Machine-Learning

Machine learning was a type of computer science which can automatically give a decisive result with empirical training by use of the data. It is divided by supervised learning and unsupervised learning.
The flow of machine learning: Data exploration -> Data cleaning -> Feature engineering -> Model training -> Prediction -> Model evaluation.

Data exploration

Visualizaing and understanding the data firstly.
Several things need to do: Take a first image on distribution of data if it matches normal distribution or randomization. The condition about abnormal value, null value, mean value, standard deviation and unique feature. Also the relations between target variable and features.

Data cleaning

Step is so important for prediction accuracy. Deleting and correcting error value, incomplete, incorrectly formatted or redundant data.

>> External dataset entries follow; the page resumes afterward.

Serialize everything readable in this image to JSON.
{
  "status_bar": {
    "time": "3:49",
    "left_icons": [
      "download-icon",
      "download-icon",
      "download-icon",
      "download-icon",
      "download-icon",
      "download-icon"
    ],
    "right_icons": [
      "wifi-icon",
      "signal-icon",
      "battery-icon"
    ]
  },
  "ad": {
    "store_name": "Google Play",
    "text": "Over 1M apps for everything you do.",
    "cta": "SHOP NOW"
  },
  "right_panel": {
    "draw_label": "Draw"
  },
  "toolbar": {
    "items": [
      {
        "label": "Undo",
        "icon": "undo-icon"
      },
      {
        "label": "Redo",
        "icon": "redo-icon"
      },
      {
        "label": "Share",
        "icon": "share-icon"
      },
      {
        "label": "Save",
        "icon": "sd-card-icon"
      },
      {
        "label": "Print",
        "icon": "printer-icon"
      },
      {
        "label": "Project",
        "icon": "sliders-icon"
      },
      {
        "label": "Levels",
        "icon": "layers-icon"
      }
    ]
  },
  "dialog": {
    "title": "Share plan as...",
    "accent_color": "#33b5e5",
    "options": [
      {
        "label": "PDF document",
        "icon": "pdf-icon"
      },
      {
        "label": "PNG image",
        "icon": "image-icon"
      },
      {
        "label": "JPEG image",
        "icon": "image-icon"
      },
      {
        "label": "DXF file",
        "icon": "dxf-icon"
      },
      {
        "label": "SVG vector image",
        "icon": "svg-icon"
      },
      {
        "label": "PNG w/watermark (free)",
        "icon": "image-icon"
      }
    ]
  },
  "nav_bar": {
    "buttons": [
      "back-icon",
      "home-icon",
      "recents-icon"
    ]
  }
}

Filling the null value by mean value.

Feature engineering

The step is extracting and transforming the most relevant features from raw data.

* Single feature processing

Nondimensionalization: standardization, min-max rescaling and normalization.
Null value processing: Filling with mean, median
One-hot encoding: using get_dummies from pandas. feature: [A1, A2, A3] -> feature_A1:[1, 0, 0], feature_A2:[0, 1, 0], feature_A3:[0, 0, 1]

* Multiple features prcossing

Feature selection:

Filter: variance threshold, pearsonr correlation, chi-square test
Wrapper: recursive feature elimination
Embedded: L1, L2

Model training and Prediction

This step will select multiple machine learning models to train.

* Supervised learning

Data with labeling

Regression: As for a dataset of relevant data, It can be used to figure out the prediction and forecating task.
Ex: Weather Forecasting, Market Forecasting, Estimating life expectancy, Housing price prediction, Advertising Popularity Predction and Population Growth Prediction.
Most frequently method "LinearRegression", "DecisionTreeRegression", "RandomForestRegressor".
Reference: Why we use Linear Regression to do the prediction?
Classification: As for a dataset of irrelvant data, It can be used to figure out the classification task.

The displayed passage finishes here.